The Supreme Court recently declined to review three social media free speech cases. According to the Associated Press, the Supreme Court let stand two cases that stated that public schools do not have the right to discipline students for off campus speech that was disseminated via social media. In the third case, the Supreme Court let stand a student's suspension by a West Virginia school that was handed out because the student created a web page that suggested another student had a sexually transmitted disease.
On-campus and off-campus speech has been blurred because of the reach of social media. However, the Supreme Court demonstrated that at this point Tinker v. Des Moines (393 U.S. 503, 1969) is still the law of the land. According to Tinker, students do not "shed their constitutional rights to freedom of speech or expression at the schoolhouse gate." Furthermore, the Tinker Court stated, "[i]n order for the State in the person of school officials to justify prohibition of a particular expression of opinion, it must be able to show that its action was caused by something more than a mere desire to avoid the discomfort and unpleasantness that always accompany an unpopular viewpoint."
In my Social Media Law Predictions For 2012, I mentioned as my third prediction: "State Legislatures and/or the courts in the United States will address whether students and/or college applicants may be required to turn over their social media user names and passwords and/or install social media monitoring software onto their personal electronic devices in order to attend or play inter-collegiate sports."
As I have previously stated, I believe it is unconstitutional for a public school to require their students to turn over their private social media user names and passwords and/or provide access to their private social media content via "Facebook Friending" a school employee and/or to require that students install social media monitoring software onto their personal electronic devices. Public schools that require their students to provide them access to their private social media content are violating the U.S. Constitution and are creating tremendous legal liability issues that may ultimately harm taxpayers who provide school funding.

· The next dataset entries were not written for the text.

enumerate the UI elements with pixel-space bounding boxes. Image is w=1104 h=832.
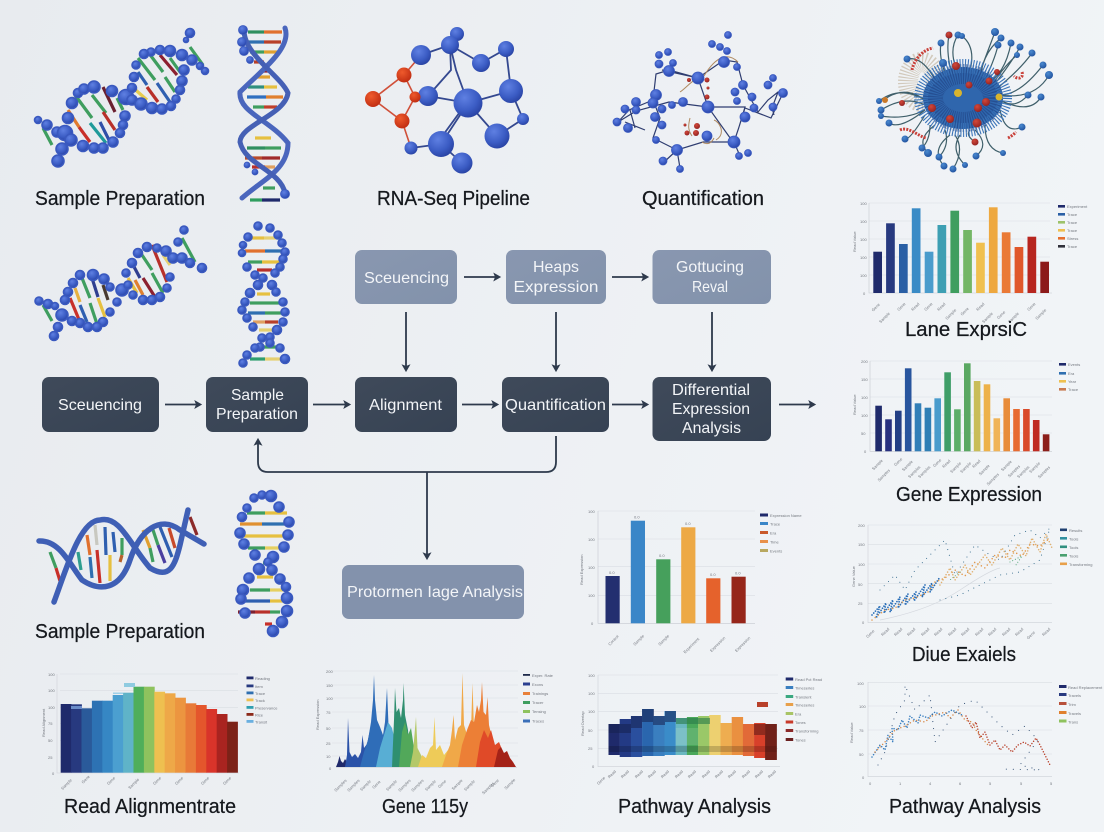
bar chart: read alignment rate: Trace [255,691,266,696]
bar chart: six bars centre: Trace [770,522,781,526]
scatter plot: pathway analysis: Travels [1068,693,1081,698]
stacked heat chart: pathway analysis: Read [607,769,617,779]
stacked heat chart: pathway analysis: Read [727,769,737,779]
icon: ball-and-stick DNA, lower middle [235,490,294,636]
bar chart: lane expression: Trace [1067,228,1078,233]
arrow: sample preparation to alignment [313,404,349,406]
stacked heat chart: pathway analysis: 100 [588,709,595,714]
stacked heat chart: pathway analysis: Transient [795,694,812,700]
scatter plot: diue exaiels: 200 [858,523,865,528]
bar chart: gene expression: Sample [1000,459,1013,472]
scatter plot: pathway analysis: 100 [857,681,864,686]
scatter plot: pathway analysis: 0 [862,775,865,780]
stacked heat chart: pathway analysis: Timeseries [795,686,814,690]
area chart: gene spikes: Exons [532,682,543,687]
area chart: gene spikes: Sample [424,778,437,792]
bar chart: six bars centre: 0.0 [735,570,741,576]
area chart: gene spikes: Gene [437,778,448,789]
arrow: sequencing to heaps [464,276,499,278]
box: sequencing dark [42,377,159,432]
scatter plot: diue exaiels: Read [920,627,930,637]
bar chart: six bars centre: 100 [588,565,595,570]
bar chart: lane expression: Trace [1067,244,1078,249]
bar chart: gene expression: Sample [978,463,991,476]
stacked heat chart: pathway analysis: Read Pct Read [795,677,822,682]
stacked heat chart: pathway analysis: Read [741,769,751,779]
bar chart: read alignment rate: Sample [60,777,73,791]
area chart: gene spikes: Read Expression [315,700,320,730]
bar chart: lane expression: Gene [959,306,970,317]
scatter plot: pathway analysis: Read Value [849,722,854,743]
label: quantification: Quantification [642,188,764,210]
area chart: gene spikes: 200 [326,669,333,674]
bar chart: lane expression: Sample [944,307,958,321]
stacked heat chart: pathway analysis: Read [701,769,711,779]
bar chart: read alignment rate: Gene [106,775,117,786]
scatter plot: diue exaiels: Read [947,627,957,637]
area chart: gene spikes: 25 [326,741,331,746]
scatter plot: diue exaiels: Read [1014,627,1024,637]
scatter plot: pathway analysis: 5 [989,781,992,786]
area chart: gene spikes: Samples [481,781,495,795]
area chart: gene spikes: Sample [450,777,464,791]
scatter plot: pathway analysis: 75 [859,728,864,733]
bar chart: gene expression: Read [941,458,951,469]
scatter plot: pathway analysis: Travels [1068,711,1081,716]
label: lane expression: Lane ExprsiC [905,319,1027,341]
bar chart: lane expression: 100 [860,237,867,242]
bar chart: gene expression: Trace [1068,387,1079,392]
bar chart: six bars centre: Expression [734,635,751,653]
scatter plot: diue exaiels: Read [906,627,916,637]
stacked heat chart: pathway analysis: Read [660,769,670,779]
area chart: gene spikes: 150 [326,683,333,688]
arrow: heaps to gottucing [612,276,647,278]
icon: molecule network [365,27,529,174]
icon: ball-and-stick DNA, middle left [35,226,206,340]
box: protormen image analysis: Protormen Iage Analysis [347,584,523,601]
arrow: sequencing to sample preparation [165,404,200,406]
bar chart: gene expression: Samples [1016,464,1030,479]
arrow: quantification to differential expression [612,404,647,406]
area chart: gene spikes: Trainings [532,691,548,696]
scatter plot: diue exaiels: 25 [858,601,863,606]
scatter plot: pathway analysis: 6 [959,781,962,786]
bar chart: gene expression: Samples [985,472,1000,486]
bar chart: gene expression: Sample [1028,460,1042,474]
area chart: gene spikes: Sample [463,778,476,792]
bar chart: six bars centre: Sample [632,633,646,647]
bar chart: lane expression: Gene [923,301,934,312]
arrow: down to proteomics box [426,472,428,558]
icon: quantification molecule [613,32,788,172]
bar chart: lane expression: Sample [981,310,994,324]
label: gene 115y: Gene 115y [382,796,468,818]
scatter plot: pathway analysis: 50 [859,752,864,757]
bar chart: read alignment rate: Sample [127,776,141,790]
arrow: alignment to quantification [462,404,497,406]
bar chart: six bars centre: 0.0 [659,553,665,558]
area chart: gene spikes: Tracer [532,700,544,705]
scatter plot: diue exaiels: Read [974,627,984,637]
stacked heat chart: pathway analysis: 0 [592,764,595,769]
bar chart: read alignment rate: 100 [48,672,55,677]
arrow: differential expression output [779,404,814,406]
scatter plot: diue exaiels: 150 [858,542,865,547]
bar chart: read alignment rate: Transit [255,720,268,724]
stacked heat chart: pathway analysis: Timeseries [795,702,814,708]
stacked heat chart: pathway analysis: Transforming [795,728,818,734]
stacked heat chart: pathway analysis: Read [647,769,657,779]
scatter plot: diue exaiels: Tools [1069,536,1078,542]
bar chart: gene expression: Read [971,458,981,469]
bar chart: read alignment rate: Gene [80,774,91,785]
bar chart: read alignment rate: Gene [200,775,211,786]
bar chart: lane expression: Sample [1034,307,1048,321]
bar chart: lane expression: 100 [860,255,867,260]
stacked heat chart: pathway analysis: 50 [588,728,593,733]
bar chart: lane expression: Sample [1007,310,1020,324]
bar chart: six bars centre: 0.0 [710,572,716,577]
box: heaps expression [506,250,606,304]
stacked heat chart: pathway analysis: Tones [795,720,806,725]
bar chart: six bars centre: 0.0 [609,570,615,575]
scatter plot: diue exaiels: Gene Value [851,565,856,587]
label: diue exaiels: Diue Exaiels [912,644,1016,666]
scatter plot: diue exaiels: Tools [1069,554,1078,558]
label: read alignment rate: Read Alignmentrate [64,796,236,818]
bar chart: six bars centre: Experiment [682,636,701,654]
arrow: gottucing down to differential expression [711,312,713,370]
stacked heat chart: pathway analysis: Gene [596,775,607,786]
bar chart: lane expression: Read Value [852,231,857,252]
bar chart: lane expression: Gene [870,301,881,312]
scatter plot: pathway analysis [849,681,1103,786]
bar chart: six bars centre: 0.0 [634,514,640,520]
stacked heat chart: pathway analysis: Read Overlap [580,711,585,736]
stacked heat chart: pathway analysis: Read [687,769,697,779]
bar chart: read alignment rate: 0 [52,771,55,776]
scatter plot: pathway analysis: 5 [1020,781,1023,786]
bar chart: six bars centre: Events [770,548,782,554]
bar chart: six bars centre: Read Expression [579,555,584,585]
box: alignment: Alignment [369,397,443,414]
area chart: gene spikes: 50 [326,726,331,731]
box: differential expression analysis: Analysis [682,420,741,437]
area chart: gene spikes: Gene [489,777,500,788]
box: protormen image analysis [342,565,524,619]
scatter plot: diue exaiels: 100 [858,562,865,567]
bar chart: six bars centre: Time [770,540,780,544]
box: heaps expression: Heaps [533,259,579,276]
scatter plot: pathway analysis: Trans [1068,720,1078,724]
icon: ribbon DNA, lower left [39,510,204,602]
area chart: gene spikes: Samples [333,778,348,793]
bar chart: lane expression: Sample [878,310,891,324]
bar chart: gene expression: 100 [861,413,868,418]
scatter plot: pathway analysis: 100 [859,704,866,709]
bar chart: gene expression: Samples [1007,464,1021,478]
bar chart: gene expression: Year [1068,379,1077,384]
bar chart: read alignment rate: Rice [255,712,264,718]
bar chart: lane expression: Trace [1067,220,1078,225]
scatter plot: pathway analysis: Trim [1068,702,1077,707]
label: pathway analysis right: Pathway Analysis [889,796,1041,818]
scatter plot: diue exaiels: Read [960,627,970,637]
icon: protein interaction network [876,28,1053,172]
area chart: gene spikes: Samples [397,778,412,793]
bar chart: gene expression: 150 [861,377,868,382]
label: pathway analysis left: Pathway Analysis [618,796,771,818]
scatter plot: pathway analysis: 0 [869,781,872,786]
scatter plot: diue exaiels: Transforming [1069,562,1092,567]
bar chart: six bars centre: 0.0 [685,521,691,526]
box: sample preparation [206,377,308,432]
label: gene expression: Gene Expression [896,484,1042,506]
bar chart: read alignment rate: Preservance [255,706,278,710]
bar chart: lane expression: Gene [996,309,1007,320]
arrow: heaps down to quantification [555,312,557,370]
stacked heat chart: pathway analysis [580,673,822,786]
bar chart: lane expression: 0 [863,291,866,296]
bar chart: gene expression: Gene [932,457,943,468]
stacked heat chart: pathway analysis: 100 [588,673,595,678]
box: sequencing dark: Sceuencing [58,397,142,414]
bar chart: gene expression: Samples [876,468,891,482]
area chart: gene spikes: Samples [346,778,361,793]
scatter plot: diue exaiels: Gene [1026,629,1037,640]
box: alignment [355,377,457,432]
area chart: gene spikes: 100 [326,696,333,701]
box: sequencing light: Sceuencing [364,270,449,287]
bar chart: lane expression: Gene [1026,301,1037,312]
scatter plot: diue exaiels: Read [880,627,890,637]
bar chart: read alignment rate: Item [255,684,263,689]
box: gottucing reval: Gottucing [676,259,744,276]
bar chart: six bars centre: 100 [588,537,595,542]
box: heaps expression: Expression [514,279,598,296]
area chart: gene spikes: Sample [359,778,372,792]
box: sample preparation: Preparation [216,406,298,423]
arrow: feedback loop to sample preparation [258,436,556,472]
stacked heat chart: pathway analysis: Read [620,769,630,779]
box: differential expression analysis: Expression [672,401,750,418]
bar chart: gene expression: Sample [871,458,884,471]
arrow: sequencing down to alignment [405,312,407,370]
bar chart: read alignment rate: 25 [48,755,53,760]
bar chart: six bars centre: Expression Name [770,513,802,518]
box: gottucing reval: Reval [692,279,728,296]
bar chart: gene expression: Gene [893,456,904,467]
scatter plot: diue exaiels: Read [987,627,997,637]
box: gottucing reval [652,250,771,304]
stacked heat chart: pathway analysis: Read [674,769,684,779]
bar chart: read alignment rate: Read Alignment [41,708,46,737]
stacked heat chart: pathway analysis: Read [714,769,724,779]
bar chart: gene expression: Samples [1037,465,1051,479]
icon: ball-and-stick DNA, top left [34,28,208,167]
bar chart: read alignment rate: 50 [48,738,53,743]
area chart: gene spikes [315,669,554,795]
area chart: gene spikes: Traces [532,718,544,724]
box: quantification [502,377,609,432]
area chart: gene spikes: Sample [385,778,398,792]
stacked heat chart: pathway analysis: 25 [588,746,593,751]
bar chart: read alignment rate: Gene [222,775,233,786]
scatter plot: diue exaiels: Read [1041,627,1051,637]
bar chart: gene expression: 0 [864,449,867,454]
bar chart: gene expression: Events [1068,362,1080,367]
area chart: gene spikes: Gene [371,779,382,790]
label: sample preparation top: Sample Preparation [35,188,205,210]
bar chart: gene expression: Read Value [852,394,857,415]
bar chart: lane expression: Trace [1067,212,1078,217]
bar chart: read alignment rate: Gene [152,775,163,786]
area chart: gene spikes: 75 [326,710,331,715]
box: sample preparation: Sample [231,387,284,404]
scatter plot: diue exaiels: Read [893,627,903,637]
bar chart: lane expression [852,201,1088,324]
bar chart: lane expression: 100 [860,201,867,206]
area chart: gene spikes: 10 [326,754,331,759]
bar chart: six bars centre: 100 [588,593,595,598]
scatter plot: pathway analysis: Read Replacement [1068,685,1103,690]
scatter plot: diue exaiels: 0 [862,620,865,625]
bar chart: gene expression [852,359,1080,486]
stacked heat chart: pathway analysis: Era [795,712,802,716]
bar chart: lane expression: Gene [896,301,907,312]
bar chart: six bars centre: 0 [591,621,594,626]
bar chart: gene expression: Sample [949,460,963,474]
box: differential expression analysis: Differential [672,382,750,399]
bar chart: lane expression: Stress [1067,236,1078,241]
label: RNA-Seq pipeline: RNA-Seq Pipeline [377,188,530,210]
bar chart: six bars centre: Sample [657,633,671,647]
bar chart: read alignment rate: Gene [174,775,185,786]
bar chart: gene expression: 100 [861,395,868,400]
bar chart: lane expression: Experiment [1067,204,1088,209]
area chart: gene spikes: Exper. Rate [532,673,554,678]
bar chart: lane expression: Read [936,301,946,312]
stacked heat chart: pathway analysis: Tones [795,738,806,742]
bar chart: six bars centre: Control [607,634,620,647]
bar chart: read alignment rate [41,672,278,791]
scatter plot: diue exaiels: Tools [1069,545,1078,550]
bar chart: read alignment rate: Reading [255,676,270,681]
bar chart: six bars centre: Expression [709,635,726,653]
stacked heat chart: pathway analysis: Read [754,769,764,779]
bar chart: gene expression: 50 [861,431,866,436]
bar chart: read alignment rate: Track [255,698,265,703]
bar chart: lane expression: Read [975,301,985,312]
bar chart: lane expression: 100 [860,219,867,224]
scatter plot: pathway analysis: 1 [899,781,902,786]
bar chart: gene expression: 200 [861,359,868,364]
scatter plot: diue exaiels: Read [933,627,943,637]
area chart: gene spikes: Samples [410,778,425,793]
bar chart: six bars centre: 100 [588,509,595,514]
scatter plot: diue exaiels: 50 [858,582,863,587]
icon: ball-and-stick DNA vertical, middle [238,222,290,367]
box: quantification: Quantification [505,397,606,414]
label: sample preparation lower: Sample Preparation [35,621,205,643]
stacked heat chart: pathway analysis: Read [767,769,777,779]
stacked heat chart: pathway analysis: Read [634,769,644,779]
bar chart: gene expression: Sample [901,459,914,472]
bar chart: gene expression: Era [1068,371,1075,376]
bar chart: read alignment rate: 75 [48,721,53,726]
area chart: gene spikes: 0 [329,766,332,771]
stacked heat chart: pathway analysis: 100 [588,691,595,696]
scatter plot: pathway analysis: 4 [929,781,932,786]
bar chart: gene expression: Sample [959,460,973,474]
scatter plot: diue exaiels [851,523,1092,640]
bar chart: read alignment rate: 100 [48,705,55,710]
bar chart: six bars centre: Era [770,530,777,536]
bar chart: read alignment rate: 100 [48,688,55,693]
bar chart: gene expression: Samples [907,464,921,479]
scatter plot: diue exaiels: Results [1069,528,1082,533]
scatter plot: pathway analysis: 5 [1050,781,1053,786]
box: sequencing light [355,250,457,304]
area chart: gene spikes: Sample [503,777,517,790]
box: differential expression analysis [652,377,771,441]
bar chart: gene expression: Samples [917,464,931,479]
scatter plot: diue exaiels: Read [1001,627,1011,637]
bar chart: lane expression: Read [910,301,920,312]
area chart: gene spikes: Tensing [532,709,546,714]
scatter plot: diue exaiels: Gene [865,628,876,639]
bar chart: lane expression: 100 [860,273,867,278]
bar chart: six bars centre [579,509,802,654]
icon: ribbon DNA, top centre-left [238,26,290,200]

Unfortunately, some public schools are listening to social media consultants who are advising them that it is legal and acceptable public policy to require students to provide schools unfettered access to their personal electronic devices and content in order to play intercollegiate sports. It appears that consultants who are advising some public schools on these issues do not understand NCAA social media compliance issues, the law, legal liability issues, public policy, etc...
Unlike China that has a Microblog Identification Program that requires its citizens to register their online user names so the government may track their online posts, the United States strongly believes in freedom of speech. Therefore, schools must be careful when trying to regulate student social media speech.